Background: Viruses, which trigger and promote islet cell destruction, cause type 1 diabetes mellitus (T1DM). However, the existence of a cause-and-effect relationship is under debate. The aim of this study was to investigate sero-epidemiological and molecular evidence of enteroviruses and respiratory viruses in patients with newly diagnosed T1DM during cold season.
Methods: This study included 40 children with newly diagnosed T1DM and 30 healthy children during a year. Children were studied for coxsackievirus B4 (CVB4) RNA and screened in serum for IgM antibodies to a number of viruses including enteroviruses and respiratory viruses. The seasons of diagnosis were classified into autumn-winter and spring-summer. The months of diagnosis were separated in terms of cold, moderate, or warm temperature.
Results: The following percentages of IgM antibodies against the most common viruses were detected in the patients: Influenza B (IVB) (70%), echovirus 7 (ECHO7) (45%), parainfluenza virus 4 (PIV4) (40%), coxsackievirus A7 (CAV7) (27.5%), H3N2 (22.5%). Compared with the control group, these viruses had a significant association with T1DM (P=0.000, P=0.000, P=0.035, P=0.003, P=0.023, respectively). coxsackievirus B4 RNA was not detected in any serum. A total of 75% and 95% patients were diagnosed with T1DM in autumn-winter and cold or moderate months, respectively.
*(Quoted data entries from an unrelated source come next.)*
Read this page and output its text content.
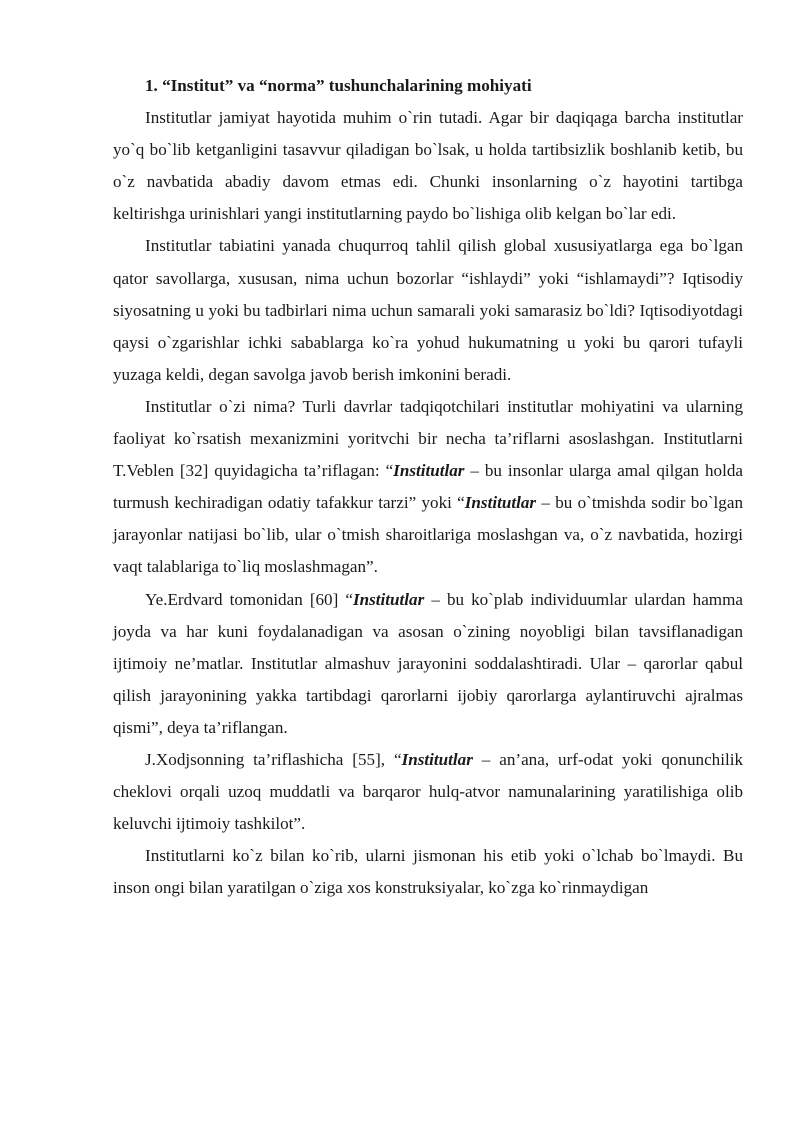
1. “Institut” va “norma” tushunchalarining mohiyati

Institutlar jamiyat hayotida muhim o`rin tutadi. Agar bir daqiqaga barcha institutlar yo`q bo`lib ketganligini tasavvur qiladigan bo`lsak, u holda tartibsizlik boshlanib ketib, bu o`z navbatida abadiy davom etmas edi. Chunki insonlarning o`z hayotini tartibga keltirishga urinishlari yangi institutlarning paydo bo`lishiga olib kelgan bo`lar edi.

Institutlar tabiatini yanada chuqurroq tahlil qilish global xususiyatlarga ega bo`lgan qator savollarga, xususan, nima uchun bozorlar “ishlaydi” yoki “ishlamaydi”? Iqtisodiy siyosatning u yoki bu tadbirlari nima uchun samarali yoki samarasiz bo`ldi? Iqtisodiyotdagi qaysi o`zgarishlar ichki sabablarga ko`ra yohud hukumatning u yoki bu qarori tufayli yuzaga keldi, degan savolga javob berish imkonini beradi.

Institutlar o`zi nima? Turli davrlar tadqiqotchilari institutlar mohiyatini va ularning faoliyat ko`rsatish mexanizmini yoritvchi bir necha ta’riflarni asoslashgan. Institutlarni T.Veblen [32] quyidagicha ta’riflagan: “Institutlar – bu insonlar ularga amal qilgan holda turmush kechiradigan odatiy tafakkur tarzi” yoki “Institutlar – bu o`tmishda sodir bo`lgan jarayonlar natijasi bo`lib, ular o`tmish sharoitlariga moslashgan va, o`z navbatida, hozirgi vaqt talablariga to`liq moslashmagan”.

Ye.Erdvard tomonidan [60] “Institutlar – bu ko`plab individuumlar ulardan hamma joyda va har kuni foydalanadigan va asosan o`zining noyobligi bilan tavsiflanadigan ijtimoiy ne’matlar. Institutlar almashuv jarayonini soddalashtiradi. Ular – qarorlar qabul qilish jarayonining yakka tartibdagi qarorlarni ijobiy qarorlarga aylantiruvchi ajralmas qismi”, deya ta’riflangan.

J.Xodjsonning ta’riflashicha [55], “Institutlar – an’ana, urf-odat yoki qonunchilik cheklovi orqali uzoq muddatli va barqaror hulq-atvor namunalarining yaratilishiga olib keluvchi ijtimoiy tashkilot”.

Institutlarni ko`z bilan ko`rib, ularni jismonan his etib yoki o`lchab bo`lmaydi. Bu inson ongi bilan yaratilgan o`ziga xos konstruksiyalar, ko`zga ko`rinmaydigan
Conclusion: Our study demonstrates significant association of T1DM with seropositivity for IgM antibodies against IVB, ECHO7, PIV4, CAV7, and H3N2, and the majority of newly diagnosed T1DM appeared in autumn-winter, suggesting that enteroviruses and respiratory viruses, in addition to seasonal variation could play a role in the etiopathogenesis and clinical onset of T1DM.